PHOTO
Foreign investors accounted for 50% of all trading activity on the Dubai Financial Market (DFM) by the end of 2024, representing 85% of all investors registered with the bourse, according to HSBC.
The international appeal for Dubai’s capital markets is advancing its ambition of becoming a global top four financial hub.
The DFM offered higher returns than the broader MSCI EM Index, reaching 4.9% annualised US dollars, compared to 2.8% for the broader EM index.
Moreover, the number of wealth and asset managers operating in Dubai International Financial Centre (DIFC) rose 16% year-on-year to 410. This includes 75 hedge funds of which 48 have more than $1 billion under management, HSBC said in a report.
Dubai accounted for 2.2% of global initial public offering (IPO) volumes and hosted the world’s largest tech IPO in 2024 for Talabat, a grocery and retail delivery platform.
“IPOs are enjoying strong, often record-breaking demand, while its leading debt capital markets hub status is providing an expanding universe of issuers with options to raise funding in both foreign and local currency,” said Samer Deghaili, Co-Head of Investment Banking, Middle East, North Africa and Türkiye, HSBC.

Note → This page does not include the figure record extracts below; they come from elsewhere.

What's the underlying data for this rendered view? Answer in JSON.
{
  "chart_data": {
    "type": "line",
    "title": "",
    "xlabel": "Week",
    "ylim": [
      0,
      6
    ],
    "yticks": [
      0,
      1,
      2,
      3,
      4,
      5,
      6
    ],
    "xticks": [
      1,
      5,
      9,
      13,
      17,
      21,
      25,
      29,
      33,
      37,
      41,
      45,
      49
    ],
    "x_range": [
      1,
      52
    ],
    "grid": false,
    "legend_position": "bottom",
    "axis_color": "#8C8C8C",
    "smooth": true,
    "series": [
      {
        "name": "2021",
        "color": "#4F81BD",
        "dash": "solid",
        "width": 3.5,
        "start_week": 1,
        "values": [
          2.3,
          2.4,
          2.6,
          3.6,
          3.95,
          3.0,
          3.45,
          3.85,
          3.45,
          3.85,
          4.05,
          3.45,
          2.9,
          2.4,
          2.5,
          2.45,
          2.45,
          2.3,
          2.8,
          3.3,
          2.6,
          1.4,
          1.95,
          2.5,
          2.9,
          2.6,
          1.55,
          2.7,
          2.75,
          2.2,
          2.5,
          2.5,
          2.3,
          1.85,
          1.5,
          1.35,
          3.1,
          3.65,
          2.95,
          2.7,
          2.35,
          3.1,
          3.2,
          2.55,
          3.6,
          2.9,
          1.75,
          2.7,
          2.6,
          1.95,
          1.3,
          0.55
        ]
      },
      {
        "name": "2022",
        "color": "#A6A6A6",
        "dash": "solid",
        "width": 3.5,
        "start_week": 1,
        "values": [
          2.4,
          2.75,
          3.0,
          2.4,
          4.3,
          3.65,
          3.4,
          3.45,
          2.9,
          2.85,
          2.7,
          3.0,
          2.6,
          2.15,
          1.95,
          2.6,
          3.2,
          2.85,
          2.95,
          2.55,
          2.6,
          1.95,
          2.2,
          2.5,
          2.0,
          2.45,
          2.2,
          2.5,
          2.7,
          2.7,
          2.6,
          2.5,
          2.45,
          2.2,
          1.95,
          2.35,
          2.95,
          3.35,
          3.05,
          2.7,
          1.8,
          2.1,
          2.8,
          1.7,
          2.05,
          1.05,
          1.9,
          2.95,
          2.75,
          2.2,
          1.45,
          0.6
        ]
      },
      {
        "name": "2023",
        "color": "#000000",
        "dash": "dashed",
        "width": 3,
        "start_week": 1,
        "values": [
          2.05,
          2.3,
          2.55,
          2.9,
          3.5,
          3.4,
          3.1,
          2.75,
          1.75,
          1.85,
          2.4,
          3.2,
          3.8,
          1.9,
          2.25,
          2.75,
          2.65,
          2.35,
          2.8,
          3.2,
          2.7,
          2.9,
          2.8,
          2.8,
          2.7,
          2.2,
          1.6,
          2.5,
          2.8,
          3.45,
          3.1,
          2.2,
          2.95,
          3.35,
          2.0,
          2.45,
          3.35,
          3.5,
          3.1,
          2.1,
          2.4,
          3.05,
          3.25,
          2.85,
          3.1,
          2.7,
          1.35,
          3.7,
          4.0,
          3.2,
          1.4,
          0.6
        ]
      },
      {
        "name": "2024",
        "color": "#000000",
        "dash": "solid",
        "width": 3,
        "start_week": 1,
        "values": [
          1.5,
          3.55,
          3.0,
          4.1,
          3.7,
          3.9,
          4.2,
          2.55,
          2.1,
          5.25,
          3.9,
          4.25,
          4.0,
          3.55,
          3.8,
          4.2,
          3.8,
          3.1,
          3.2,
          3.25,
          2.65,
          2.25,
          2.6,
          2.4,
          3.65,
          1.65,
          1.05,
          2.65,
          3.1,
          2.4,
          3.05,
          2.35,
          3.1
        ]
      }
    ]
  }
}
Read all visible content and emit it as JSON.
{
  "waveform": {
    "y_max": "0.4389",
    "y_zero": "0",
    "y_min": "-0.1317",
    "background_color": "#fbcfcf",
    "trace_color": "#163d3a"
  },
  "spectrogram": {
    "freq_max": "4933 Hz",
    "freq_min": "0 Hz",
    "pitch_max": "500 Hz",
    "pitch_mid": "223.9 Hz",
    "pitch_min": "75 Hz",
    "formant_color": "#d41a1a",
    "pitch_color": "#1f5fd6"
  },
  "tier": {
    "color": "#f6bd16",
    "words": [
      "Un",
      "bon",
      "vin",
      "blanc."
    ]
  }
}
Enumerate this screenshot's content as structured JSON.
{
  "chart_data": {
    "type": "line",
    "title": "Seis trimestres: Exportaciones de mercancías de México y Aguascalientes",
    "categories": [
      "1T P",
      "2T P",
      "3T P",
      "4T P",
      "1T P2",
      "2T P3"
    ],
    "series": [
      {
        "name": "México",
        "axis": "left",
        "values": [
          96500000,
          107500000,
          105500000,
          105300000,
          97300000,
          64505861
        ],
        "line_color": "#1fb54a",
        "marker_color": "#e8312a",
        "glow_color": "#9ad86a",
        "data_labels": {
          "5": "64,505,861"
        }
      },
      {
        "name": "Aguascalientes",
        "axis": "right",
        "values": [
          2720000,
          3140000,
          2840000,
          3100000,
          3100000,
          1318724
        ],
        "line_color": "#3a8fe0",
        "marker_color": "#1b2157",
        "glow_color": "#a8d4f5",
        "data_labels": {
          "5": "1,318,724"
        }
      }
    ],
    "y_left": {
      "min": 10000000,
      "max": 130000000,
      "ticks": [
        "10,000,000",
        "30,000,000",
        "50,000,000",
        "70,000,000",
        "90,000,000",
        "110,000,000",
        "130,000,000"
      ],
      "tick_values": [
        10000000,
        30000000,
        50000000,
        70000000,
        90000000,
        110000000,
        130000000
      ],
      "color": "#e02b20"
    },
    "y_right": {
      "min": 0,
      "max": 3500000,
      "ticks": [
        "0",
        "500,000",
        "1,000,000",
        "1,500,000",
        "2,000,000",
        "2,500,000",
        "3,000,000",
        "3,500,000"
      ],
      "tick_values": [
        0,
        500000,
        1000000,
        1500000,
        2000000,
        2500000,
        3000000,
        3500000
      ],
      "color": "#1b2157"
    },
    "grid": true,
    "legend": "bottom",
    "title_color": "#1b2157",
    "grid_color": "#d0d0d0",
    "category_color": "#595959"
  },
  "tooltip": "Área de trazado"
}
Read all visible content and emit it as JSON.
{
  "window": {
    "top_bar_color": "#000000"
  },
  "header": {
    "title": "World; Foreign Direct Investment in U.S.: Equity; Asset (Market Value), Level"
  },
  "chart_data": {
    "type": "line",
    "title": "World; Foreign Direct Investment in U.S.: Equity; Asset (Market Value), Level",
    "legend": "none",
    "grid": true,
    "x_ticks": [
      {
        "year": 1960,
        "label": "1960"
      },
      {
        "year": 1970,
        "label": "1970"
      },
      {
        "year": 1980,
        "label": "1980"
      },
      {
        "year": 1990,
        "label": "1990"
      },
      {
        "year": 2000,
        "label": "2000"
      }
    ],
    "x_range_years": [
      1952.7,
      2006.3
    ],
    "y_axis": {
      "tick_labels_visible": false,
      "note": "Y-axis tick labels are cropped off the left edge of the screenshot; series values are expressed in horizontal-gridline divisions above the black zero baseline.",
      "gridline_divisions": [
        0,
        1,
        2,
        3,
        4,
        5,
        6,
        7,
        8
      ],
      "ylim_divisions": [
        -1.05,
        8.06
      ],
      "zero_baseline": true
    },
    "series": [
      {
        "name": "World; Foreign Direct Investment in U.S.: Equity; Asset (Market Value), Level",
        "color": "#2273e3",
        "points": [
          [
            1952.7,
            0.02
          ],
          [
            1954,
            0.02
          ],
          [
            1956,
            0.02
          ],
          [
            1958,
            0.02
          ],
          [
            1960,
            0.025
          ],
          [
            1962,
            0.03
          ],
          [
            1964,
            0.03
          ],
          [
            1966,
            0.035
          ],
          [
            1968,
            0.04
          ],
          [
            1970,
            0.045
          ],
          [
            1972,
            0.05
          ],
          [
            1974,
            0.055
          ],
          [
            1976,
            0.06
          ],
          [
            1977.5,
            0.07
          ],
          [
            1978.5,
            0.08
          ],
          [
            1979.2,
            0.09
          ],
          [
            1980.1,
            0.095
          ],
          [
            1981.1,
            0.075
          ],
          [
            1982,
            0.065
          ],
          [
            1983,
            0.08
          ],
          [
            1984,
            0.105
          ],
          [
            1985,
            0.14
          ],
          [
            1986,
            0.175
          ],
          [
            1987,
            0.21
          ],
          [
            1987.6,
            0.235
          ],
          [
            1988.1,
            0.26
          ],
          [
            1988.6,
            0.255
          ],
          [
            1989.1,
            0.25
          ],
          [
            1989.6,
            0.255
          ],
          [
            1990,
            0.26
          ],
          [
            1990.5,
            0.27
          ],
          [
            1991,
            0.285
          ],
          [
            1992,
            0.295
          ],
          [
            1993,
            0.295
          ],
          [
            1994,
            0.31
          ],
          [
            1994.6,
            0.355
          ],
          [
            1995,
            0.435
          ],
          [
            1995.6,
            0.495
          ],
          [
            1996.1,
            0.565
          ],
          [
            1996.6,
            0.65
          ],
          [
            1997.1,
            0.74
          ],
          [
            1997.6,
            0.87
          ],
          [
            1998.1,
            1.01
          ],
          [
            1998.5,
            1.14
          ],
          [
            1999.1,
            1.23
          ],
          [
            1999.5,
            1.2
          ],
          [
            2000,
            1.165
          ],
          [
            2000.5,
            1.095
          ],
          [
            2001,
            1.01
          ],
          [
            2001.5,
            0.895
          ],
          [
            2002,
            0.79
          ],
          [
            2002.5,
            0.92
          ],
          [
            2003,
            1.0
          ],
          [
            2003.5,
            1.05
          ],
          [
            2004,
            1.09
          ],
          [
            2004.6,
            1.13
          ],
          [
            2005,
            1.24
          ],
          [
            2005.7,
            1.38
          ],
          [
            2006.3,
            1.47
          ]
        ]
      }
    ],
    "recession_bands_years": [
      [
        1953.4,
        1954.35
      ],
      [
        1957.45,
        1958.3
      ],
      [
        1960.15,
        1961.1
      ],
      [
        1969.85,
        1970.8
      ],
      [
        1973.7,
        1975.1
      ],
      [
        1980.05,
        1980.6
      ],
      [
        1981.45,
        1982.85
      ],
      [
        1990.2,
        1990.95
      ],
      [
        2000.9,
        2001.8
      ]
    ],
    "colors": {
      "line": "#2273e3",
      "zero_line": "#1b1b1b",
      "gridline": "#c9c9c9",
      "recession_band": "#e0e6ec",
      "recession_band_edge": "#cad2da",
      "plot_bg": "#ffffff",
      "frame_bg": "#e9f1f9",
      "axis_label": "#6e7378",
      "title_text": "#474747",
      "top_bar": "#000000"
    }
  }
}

Chinese corporations are increasingly favouring Dubai, with over $22 billion in debt on the exchange at the end of 2024. The value of outstanding sukuk listed across Nasdaq Dubai and DFM reached $97.8 billion last year.
According to the report, sukuk issuance across all currencies rose 42% year-on-year to $4.71 billion in Q1 2025, accounting for 76% of all debt capital market activity on Nasdaq Dubai.
HSBC has led 65% of the total IPO deal value in the UAE’s financial markets between 2022 and 2025 year-to-date. During 2024, the bank was a Joint Global Coordinator on two of DFM’s three IPOs and introduced the inclusion of a stabilisation mechanism as part of Parkin’s privatisation.